O desafio de recortar temas e abordagens no campo das ciências sociais aplicadas, tem se constituído em uma constante autorreflexão sobre a inseparável subjetividade inerente as leituras possíveis como também os limites dos campos (territórios) envolvidos na produção de saberes, ou da legitimação de determinadas abordagens teóricas-conceituais. Uma vez que contribuem para a compreensão do fenômeno comunicação e consumo, mais precisamente focado na comunicação de mercado. Em edições anteriores buscamos apoio nos aportes tecnológicos, na discursividade poética, na complexidades das relações sociais vivenciadas pelos sujeitos da contemporaneidade, no caráter plural de uma sociedade composta por crescentes coletivos e tribos. O argumento presente em todas as edições tem sido sempre a multiplicidade de olhares e pensares e a visível emergência de um indivíduo coletivizado (socius), ou ainda da multiplicidade do indivíduo em suas interações individuais.

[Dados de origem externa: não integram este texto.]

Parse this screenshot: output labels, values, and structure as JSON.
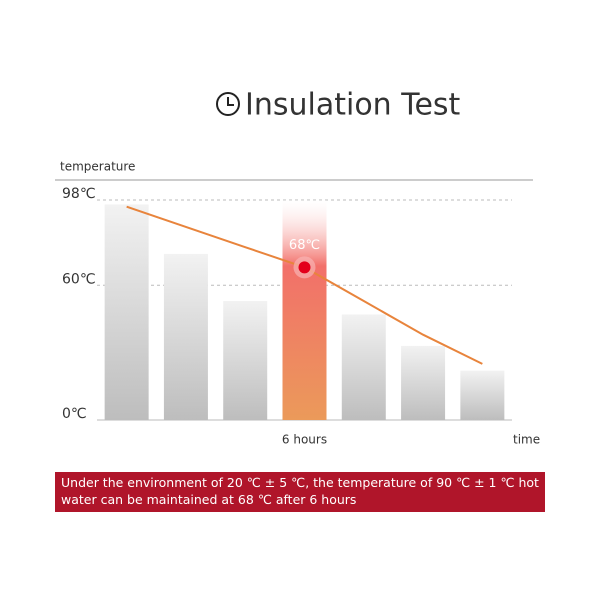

A proposta assumida para a VII edição da Conferência Brasileira de estudos de comunicação e mercado, busca não apenas reforçar a sedimentação dessa trajetória, mas avançar na compreensão de que estamos diante da multiterritorialidade, conceituado por Haesbaert (2004) como produto da sobreposição de territórios hierarquicamente articulados ou encaixados. Os avanços teóricos no contexto da contemporaneidade, implica na identificação dos diversos territórios e suas contribuições, todavia as trocas efetivas extra territórios, resulta na busca de aberturas que promovam a sobreposição, a apropriação, a mimetização, a ressignificação e demais contribuições que só poderão ocorrer se houver o movimento de saída de um determinado território, ou seja, uma desterritorialização e o consequente retorno agregando-se novas contribuições, ou melhor, uma reterriorialização, como propõe Deleuze e Guattari (1997), ao apresentarem esse movimento como indissociáveis e portanto pertinente a máxima de que toda relação social, acarreta uma interação territorial. As relações de consumo mediadas pela comunicação e materializadas pelas organizações, encontram-se ou deveriam encontrar-se em uma busca permanente por trocas e novas apropriações teóricas-conceituais para além das práticas convencionais diante da multiterritorialidade que tem caracterizado a contemporaneidade.

 

 

 

eCom 

O ECOM, como núcleo de estudo, objetiva sistematizar o conhecimento sobre os processos comunicacionais voltados para os aspectos promotores do consumo, das percepções construtoras das imagens corporativas e do relacionamento com as marcas, por meio de práticas convencionais e não convencionais. Evidenciando o caráter multidisciplinar que tem permeado este processo e as mudanças comportamentais presentes tanto nas organizações caracterizadas como emissoras e gestoras deste processo, como através das alterações dos hábitos de consumo e de acesso aos novos suportes midiáticos pelo consumidor/cidadão.